Le 10 mai 2021, Augustin Matata Ponyo Mappon regagne précipitamment Kinshasa en provenance de Conakry où il est embauché comme expert par le Président Alpha Condé. Dans un abattage médiatique, l’ancien Premier Ministre annonce qu’il a hâte de se présenter devant la justice concernant le scandale financier du parc agro-industriel de Bukanga Lonzo.

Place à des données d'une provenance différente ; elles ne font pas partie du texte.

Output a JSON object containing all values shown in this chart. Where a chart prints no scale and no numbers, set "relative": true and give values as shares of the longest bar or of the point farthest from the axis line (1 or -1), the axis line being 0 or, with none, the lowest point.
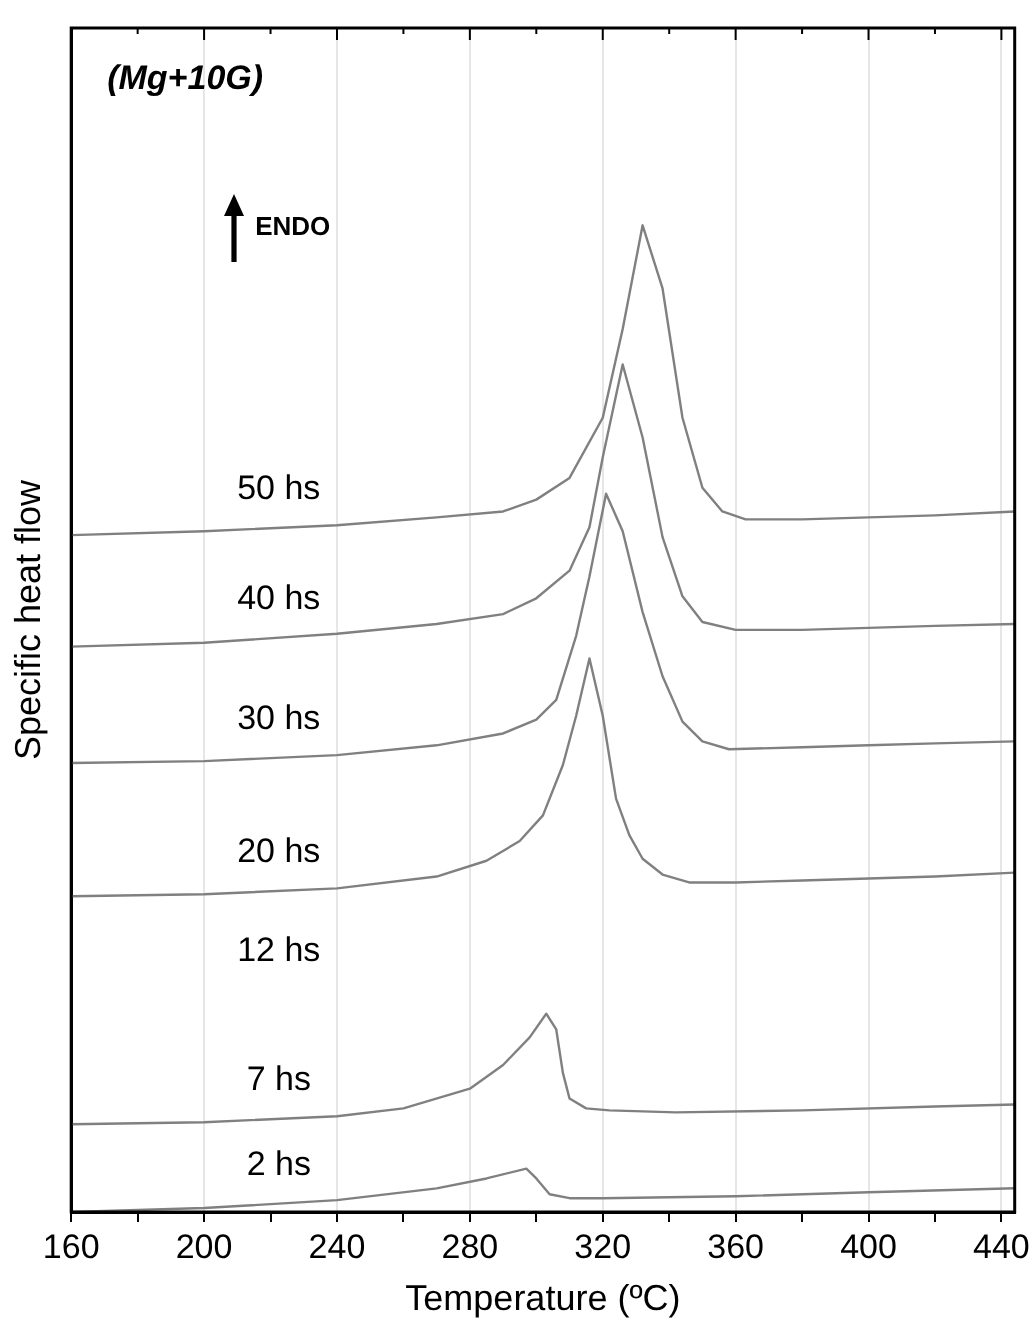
{
  "chart_data": {
    "type": "line",
    "relative": true,
    "xlabel": "Temperature (ºC)",
    "ylabel": "Specific heat flow",
    "xlim": [
      160,
      444
    ],
    "xticks": [
      160,
      {
        "value": 180,
        "label": null
      },
      200,
      {
        "value": 220,
        "label": null
      },
      240,
      {
        "value": 260,
        "label": null
      },
      280,
      {
        "value": 300,
        "label": null
      },
      320,
      {
        "value": 340,
        "label": null
      },
      360,
      {
        "value": 380,
        "label": null
      },
      400,
      {
        "value": 420,
        "label": null
      },
      440
    ],
    "grid": "x",
    "legend": false,
    "marker": "none",
    "line_style": "solid",
    "annotations": [
      "(Mg+10G)",
      "ENDO",
      "12 hs"
    ],
    "series": [
      {
        "name": "50 hs",
        "color": "#808080",
        "x": [
          160,
          200,
          240,
          270,
          290,
          300,
          310,
          320,
          326,
          332,
          338,
          344,
          350,
          356,
          363,
          380,
          400,
          420,
          444
        ],
        "values": [
          0.686,
          0.69,
          0.696,
          0.704,
          0.71,
          0.722,
          0.744,
          0.805,
          0.895,
          1,
          0.936,
          0.805,
          0.734,
          0.71,
          0.702,
          0.702,
          0.704,
          0.706,
          0.71
        ]
      },
      {
        "name": "40 hs",
        "color": "#808080",
        "x": [
          160,
          200,
          240,
          270,
          290,
          300,
          310,
          316,
          320,
          326,
          332,
          338,
          344,
          350,
          360,
          380,
          400,
          420,
          444
        ],
        "values": [
          0.573,
          0.577,
          0.586,
          0.596,
          0.606,
          0.622,
          0.65,
          0.694,
          0.765,
          0.859,
          0.785,
          0.684,
          0.624,
          0.598,
          0.59,
          0.59,
          0.592,
          0.594,
          0.596
        ]
      },
      {
        "name": "30 hs",
        "color": "#808080",
        "x": [
          160,
          200,
          240,
          270,
          290,
          300,
          306,
          312,
          316,
          321,
          326,
          332,
          338,
          344,
          350,
          358,
          380,
          400,
          420,
          444
        ],
        "values": [
          0.455,
          0.457,
          0.463,
          0.473,
          0.485,
          0.499,
          0.519,
          0.584,
          0.644,
          0.728,
          0.69,
          0.608,
          0.543,
          0.497,
          0.477,
          0.469,
          0.471,
          0.473,
          0.475,
          0.477
        ]
      },
      {
        "name": "20 hs",
        "color": "#808080",
        "x": [
          160,
          200,
          240,
          270,
          285,
          295,
          302,
          308,
          312,
          316,
          320,
          324,
          328,
          332,
          338,
          346,
          360,
          380,
          400,
          420,
          444
        ],
        "values": [
          0.32,
          0.322,
          0.328,
          0.34,
          0.356,
          0.376,
          0.402,
          0.453,
          0.503,
          0.561,
          0.503,
          0.419,
          0.382,
          0.358,
          0.342,
          0.334,
          0.334,
          0.336,
          0.338,
          0.34,
          0.344
        ]
      },
      {
        "name": "7 hs",
        "color": "#808080",
        "x": [
          160,
          200,
          240,
          260,
          280,
          290,
          298,
          303,
          306,
          308,
          310,
          315,
          322,
          342,
          380,
          420,
          444
        ],
        "values": [
          0.089,
          0.091,
          0.097,
          0.105,
          0.125,
          0.149,
          0.177,
          0.201,
          0.185,
          0.141,
          0.115,
          0.105,
          0.103,
          0.101,
          0.103,
          0.107,
          0.109
        ]
      },
      {
        "name": "2 hs",
        "color": "#808080",
        "x": [
          160,
          200,
          240,
          270,
          285,
          297,
          300,
          304,
          310,
          320,
          360,
          400,
          444
        ],
        "values": [
          0,
          0.004,
          0.012,
          0.024,
          0.034,
          0.044,
          0.034,
          0.018,
          0.014,
          0.014,
          0.016,
          0.02,
          0.024
        ]
      }
    ]
  }
}
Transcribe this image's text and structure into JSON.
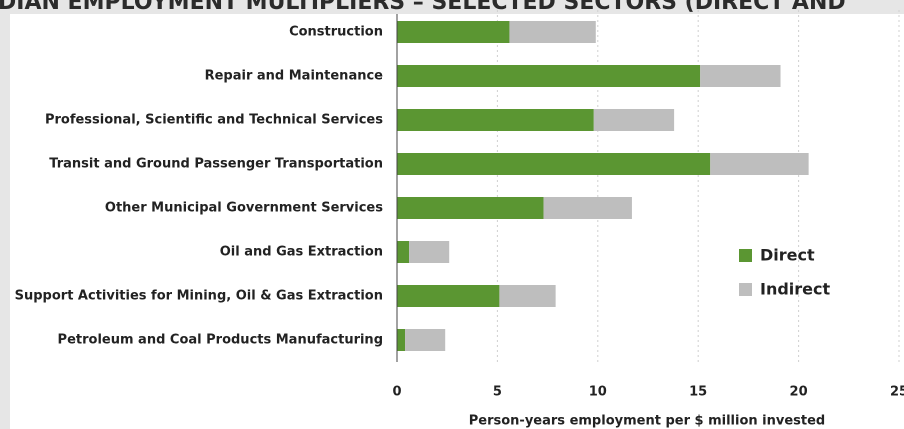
{
  "chart_data": {
    "type": "bar",
    "orientation": "horizontal",
    "stacked": true,
    "title": "DIAN EMPLOYMENT MULTIPLIERS – SELECTED SECTORS (DIRECT AND",
    "x_label": "Person-years employment per $ million invested",
    "categories": [
      "Construction",
      "Repair and Maintenance",
      "Professional, Scientific and Technical Services",
      "Transit and Ground Passenger Transportation",
      "Other Municipal Government Services",
      "Oil and Gas Extraction",
      "Support Activities for Mining, Oil & Gas Extraction",
      "Petroleum and Coal Products Manufacturing"
    ],
    "series": [
      {
        "name": "Direct",
        "color": "#5b9632",
        "values": [
          5.6,
          15.1,
          9.8,
          15.6,
          7.3,
          0.6,
          5.1,
          0.4
        ]
      },
      {
        "name": "Indirect",
        "color": "#bebebe",
        "values": [
          4.3,
          4.0,
          4.0,
          4.9,
          4.4,
          2.0,
          2.8,
          2.0
        ]
      }
    ],
    "xlim": [
      0,
      25
    ],
    "xticks": [
      0,
      5,
      10,
      15,
      20,
      25
    ],
    "grid": true,
    "legend": "right"
  }
}
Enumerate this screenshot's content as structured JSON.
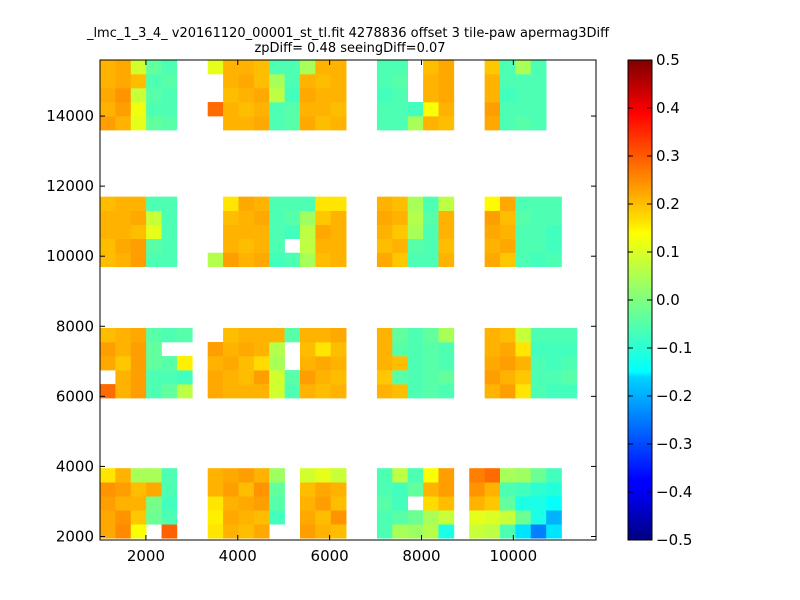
{
  "chart_data": {
    "type": "heatmap",
    "title_line1": "_lmc_1_3_4_ v20161120_00001_st_tl.fit 4278836 offset 3 tile-paw apermag3Diff",
    "title_line2": "zpDiff= 0.48 seeingDiff=0.07",
    "xlim": [
      1000,
      11800
    ],
    "ylim": [
      1900,
      15600
    ],
    "xticks": [
      2000,
      4000,
      6000,
      8000,
      10000
    ],
    "yticks": [
      2000,
      4000,
      6000,
      8000,
      10000,
      12000,
      14000
    ],
    "color_range": [
      -0.5,
      0.5
    ],
    "colorbar_ticks": [
      "0.5",
      "0.4",
      "0.3",
      "0.2",
      "0.1",
      "0.0",
      "−0.1",
      "−0.2",
      "−0.3",
      "−0.4",
      "−0.5"
    ],
    "colormap": "jet",
    "grid": false,
    "cell_width": 335,
    "cell_height": 400,
    "x_starts": [
      1000,
      1335,
      1670,
      2005,
      2340,
      2675,
      3010,
      3345,
      3680,
      4015,
      4350,
      4685,
      5020,
      5355,
      5690,
      6025,
      6360,
      6695,
      7030,
      7365,
      7700,
      8035,
      8370,
      8705,
      9040,
      9375,
      9710,
      10045,
      10380,
      10715,
      11050,
      11385
    ],
    "bands": [
      {
        "y_start": 1950,
        "values": [
          [
            0.21,
            0.24,
            0.12,
            null,
            0.28,
            null,
            0.15,
            0.2,
            0.19,
            0.21,
            null,
            null,
            0.22,
            0.2,
            0.19,
            -0.05,
            0.04,
            0.03,
            0.05,
            -0.1,
            0.07,
            0.06,
            -0.05,
            -0.15,
            -0.25,
            -0.15
          ],
          [
            0.21,
            0.23,
            0.18,
            -0.02,
            -0.05,
            null,
            0.14,
            0.21,
            0.2,
            0.19,
            -0.06,
            null,
            0.21,
            0.19,
            0.23,
            -0.05,
            -0.04,
            -0.02,
            0.04,
            0.07,
            0.1,
            0.09,
            0.07,
            -0.02,
            -0.1,
            -0.2
          ],
          [
            0.22,
            0.2,
            0.2,
            -0.01,
            -0.06,
            null,
            0.15,
            0.2,
            0.21,
            0.22,
            -0.04,
            null,
            0.2,
            0.22,
            0.19,
            -0.04,
            -0.06,
            null,
            0.16,
            0.19,
            0.2,
            0.18,
            -0.03,
            -0.1,
            -0.1,
            -0.12
          ],
          [
            0.23,
            0.22,
            0.19,
            0.21,
            -0.05,
            null,
            0.2,
            0.22,
            0.19,
            0.23,
            -0.03,
            null,
            0.19,
            0.21,
            0.2,
            -0.05,
            -0.06,
            -0.03,
            0.2,
            0.22,
            0.23,
            0.2,
            -0.05,
            -0.06,
            -0.08,
            -0.09
          ],
          [
            0.15,
            0.2,
            0.04,
            0.04,
            -0.05,
            null,
            0.2,
            0.21,
            0.22,
            0.2,
            0.03,
            null,
            0.08,
            0.1,
            0.07,
            -0.05,
            0.06,
            -0.05,
            0.12,
            0.22,
            0.25,
            0.27,
            0.04,
            0.03,
            -0.02,
            -0.06
          ]
        ]
      },
      {
        "y_start": 5950,
        "values": [
          [
            0.27,
            0.2,
            0.22,
            -0.05,
            -0.03,
            0.06,
            0.21,
            0.2,
            0.2,
            0.2,
            0.08,
            -0.05,
            0.2,
            0.19,
            0.2,
            0.2,
            0.19,
            -0.05,
            -0.04,
            -0.05,
            0.2,
            0.22,
            0.15,
            -0.05,
            -0.06,
            -0.06
          ],
          [
            null,
            0.2,
            0.22,
            -0.05,
            -0.05,
            -0.06,
            0.21,
            0.2,
            0.19,
            0.22,
            0.08,
            -0.04,
            0.22,
            0.2,
            0.19,
            0.18,
            -0.04,
            -0.05,
            -0.04,
            -0.03,
            0.22,
            0.2,
            0.18,
            -0.05,
            -0.05,
            -0.04
          ],
          [
            0.21,
            0.18,
            0.22,
            -0.03,
            -0.04,
            0.14,
            0.2,
            0.21,
            0.19,
            0.16,
            0.04,
            null,
            0.2,
            0.21,
            0.2,
            0.2,
            0.19,
            -0.05,
            -0.04,
            -0.05,
            0.21,
            0.22,
            0.2,
            -0.05,
            -0.06,
            -0.05
          ],
          [
            0.22,
            0.2,
            0.22,
            -0.03,
            null,
            null,
            0.22,
            0.2,
            0.21,
            0.2,
            0.05,
            null,
            0.19,
            0.15,
            0.19,
            0.2,
            -0.04,
            -0.05,
            -0.04,
            -0.05,
            0.2,
            0.21,
            0.15,
            -0.06,
            -0.06,
            -0.06
          ],
          [
            0.19,
            0.2,
            0.21,
            -0.04,
            -0.05,
            -0.04,
            null,
            0.19,
            0.2,
            0.2,
            0.2,
            -0.04,
            0.2,
            0.2,
            0.21,
            0.2,
            -0.03,
            -0.05,
            -0.03,
            0.04,
            0.2,
            0.19,
            0.07,
            -0.05,
            -0.05,
            -0.05
          ]
        ]
      },
      {
        "y_start": 9700,
        "values": [
          [
            0.19,
            0.2,
            0.22,
            -0.05,
            -0.05,
            0.05,
            0.22,
            0.2,
            0.21,
            -0.06,
            -0.05,
            0.04,
            0.19,
            0.2,
            0.21,
            0.18,
            -0.05,
            -0.05,
            0.2,
            0.21,
            0.18,
            -0.05,
            -0.06,
            -0.05
          ],
          [
            0.19,
            0.21,
            0.22,
            -0.04,
            -0.05,
            null,
            0.2,
            0.19,
            0.2,
            -0.05,
            null,
            0.06,
            0.2,
            0.2,
            0.19,
            0.2,
            -0.04,
            -0.05,
            0.19,
            0.2,
            0.21,
            -0.05,
            -0.05,
            -0.06
          ],
          [
            0.2,
            0.2,
            0.19,
            0.1,
            -0.05,
            null,
            0.2,
            0.2,
            0.2,
            -0.05,
            -0.06,
            0.06,
            0.21,
            0.2,
            0.2,
            0.18,
            0.04,
            -0.05,
            0.2,
            0.21,
            0.2,
            -0.05,
            -0.05,
            -0.06
          ],
          [
            0.2,
            0.2,
            0.21,
            0.07,
            -0.05,
            null,
            0.19,
            0.2,
            0.21,
            -0.05,
            -0.04,
            0.03,
            0.18,
            0.2,
            0.21,
            0.2,
            0.05,
            -0.04,
            0.2,
            0.22,
            0.19,
            -0.04,
            -0.05,
            -0.05
          ],
          [
            0.19,
            0.2,
            0.2,
            -0.05,
            -0.05,
            null,
            0.15,
            0.21,
            0.2,
            -0.05,
            -0.05,
            -0.05,
            0.15,
            0.15,
            0.2,
            0.19,
            0.04,
            -0.05,
            0.06,
            0.13,
            0.21,
            -0.05,
            -0.05,
            -0.05
          ]
        ]
      },
      {
        "y_start": 13600,
        "values": [
          [
            0.22,
            0.2,
            0.1,
            -0.03,
            -0.04,
            null,
            null,
            null,
            0.2,
            0.2,
            0.21,
            -0.05,
            -0.04,
            0.21,
            0.19,
            0.2,
            -0.05,
            -0.05,
            0.04,
            0.2,
            0.19,
            0.21,
            -0.05,
            -0.04,
            -0.05
          ],
          [
            0.2,
            0.22,
            0.11,
            -0.05,
            -0.05,
            null,
            null,
            0.27,
            0.2,
            0.19,
            0.2,
            -0.05,
            -0.04,
            0.2,
            0.2,
            0.19,
            -0.05,
            -0.05,
            -0.06,
            0.12,
            0.2,
            0.22,
            -0.05,
            -0.05,
            -0.05
          ],
          [
            0.21,
            0.23,
            0.07,
            -0.04,
            -0.05,
            null,
            null,
            null,
            0.19,
            0.2,
            0.21,
            0.06,
            -0.06,
            0.21,
            0.2,
            0.2,
            -0.06,
            -0.05,
            null,
            0.2,
            0.21,
            0.2,
            -0.06,
            -0.05,
            -0.05
          ],
          [
            0.2,
            0.21,
            0.19,
            -0.05,
            -0.04,
            null,
            null,
            null,
            0.2,
            0.21,
            0.19,
            0.04,
            -0.05,
            0.2,
            0.19,
            0.2,
            -0.05,
            -0.04,
            null,
            0.2,
            0.21,
            0.2,
            -0.05,
            -0.05,
            -0.05
          ],
          [
            0.2,
            0.21,
            0.08,
            -0.03,
            -0.05,
            null,
            null,
            0.1,
            0.2,
            0.2,
            0.19,
            -0.05,
            -0.05,
            0.04,
            0.2,
            0.2,
            -0.05,
            -0.05,
            null,
            0.19,
            0.21,
            0.18,
            -0.05,
            0.04,
            -0.05
          ]
        ]
      }
    ],
    "band_columns": [
      0,
      1,
      2,
      3,
      4,
      6,
      7,
      8,
      9,
      10,
      11,
      12,
      13,
      14,
      15,
      18,
      19,
      20,
      21,
      22,
      24,
      25,
      26,
      27,
      28,
      29
    ],
    "band_columns_b": [
      0,
      1,
      2,
      3,
      4,
      5,
      7,
      8,
      9,
      10,
      11,
      12,
      13,
      14,
      15,
      18,
      19,
      20,
      21,
      22,
      25,
      26,
      27,
      28,
      29,
      30
    ],
    "band_columns_c": [
      0,
      1,
      2,
      3,
      4,
      7,
      8,
      9,
      10,
      11,
      12,
      13,
      14,
      15,
      18,
      19,
      20,
      21,
      22,
      25,
      26,
      27,
      28,
      29
    ],
    "band_columns_d": [
      0,
      1,
      2,
      3,
      4,
      5,
      6,
      7,
      8,
      9,
      10,
      11,
      12,
      13,
      14,
      15,
      18,
      19,
      20,
      21,
      22,
      25,
      26,
      27,
      28
    ]
  }
}
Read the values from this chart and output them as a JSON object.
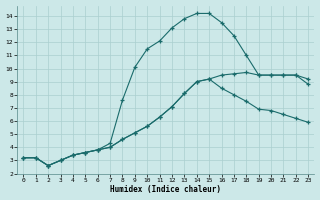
{
  "xlabel": "Humidex (Indice chaleur)",
  "bg_color": "#cce8e8",
  "grid_color": "#aacfcf",
  "line_color": "#1a6b6b",
  "xlim": [
    -0.5,
    23.5
  ],
  "ylim": [
    2,
    14.8
  ],
  "xticks": [
    0,
    1,
    2,
    3,
    4,
    5,
    6,
    7,
    8,
    9,
    10,
    11,
    12,
    13,
    14,
    15,
    16,
    17,
    18,
    19,
    20,
    21,
    22,
    23
  ],
  "yticks": [
    2,
    3,
    4,
    5,
    6,
    7,
    8,
    9,
    10,
    11,
    12,
    13,
    14
  ],
  "line_peak_x": [
    0,
    1,
    2,
    3,
    4,
    5,
    6,
    7,
    8,
    9,
    10,
    11,
    12,
    13,
    14,
    15,
    16,
    17,
    18,
    19,
    20,
    21,
    22,
    23
  ],
  "line_peak_y": [
    3.2,
    3.2,
    2.6,
    3.0,
    3.4,
    3.6,
    3.8,
    4.3,
    7.6,
    10.1,
    11.5,
    12.1,
    13.1,
    13.8,
    14.2,
    14.2,
    13.5,
    12.5,
    11.0,
    9.5,
    9.5,
    9.5,
    9.5,
    9.2
  ],
  "line_mid_x": [
    0,
    1,
    2,
    3,
    4,
    5,
    6,
    7,
    8,
    9,
    10,
    11,
    12,
    13,
    14,
    15,
    16,
    17,
    18,
    19,
    20,
    21,
    22,
    23
  ],
  "line_mid_y": [
    3.2,
    3.2,
    2.6,
    3.0,
    3.4,
    3.6,
    3.8,
    4.0,
    4.6,
    5.1,
    5.6,
    6.3,
    7.1,
    8.1,
    9.0,
    9.2,
    9.5,
    9.6,
    9.7,
    9.5,
    9.5,
    9.5,
    9.5,
    8.8
  ],
  "line_low_x": [
    0,
    1,
    2,
    3,
    4,
    5,
    6,
    7,
    8,
    9,
    10,
    11,
    12,
    13,
    14,
    15,
    16,
    17,
    18,
    19,
    20,
    21,
    22,
    23
  ],
  "line_low_y": [
    3.2,
    3.2,
    2.6,
    3.0,
    3.4,
    3.6,
    3.8,
    4.0,
    4.6,
    5.1,
    5.6,
    6.3,
    7.1,
    8.1,
    9.0,
    9.2,
    8.5,
    8.0,
    7.5,
    6.9,
    6.8,
    6.5,
    6.2,
    5.9
  ]
}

Il fustige les accusations contre lui.

Dans un tweet, il annonçait écourter son séjour à Conakry pour venir faire face à la justice congolaise qui a lancé une procédure contre lui. « De Conakry où je me trouve au service de l’Afrique, j’ai décidé d’écourter mon séjour de travail et de rentrer à Kinshasa pour faire face à une justice politiquement instrumentalisée », avait-t-il écrit sur son compte Twitter. « Je suis fier d’avoir servi mon pays dans la transparence et crois en la force de la vérité », se vantait-t-il avant de rentrer effectivement en RDC le 9 mai 2021.

De retour dans la capitale congolaise, le 12 mai 2021, Matata Ponyo réunit la presse. Devant les cchevaliers de la plume et du micro, il se dit prêt à affronter la justice qu’il qualifie même de « politiquement instrumentalisée.»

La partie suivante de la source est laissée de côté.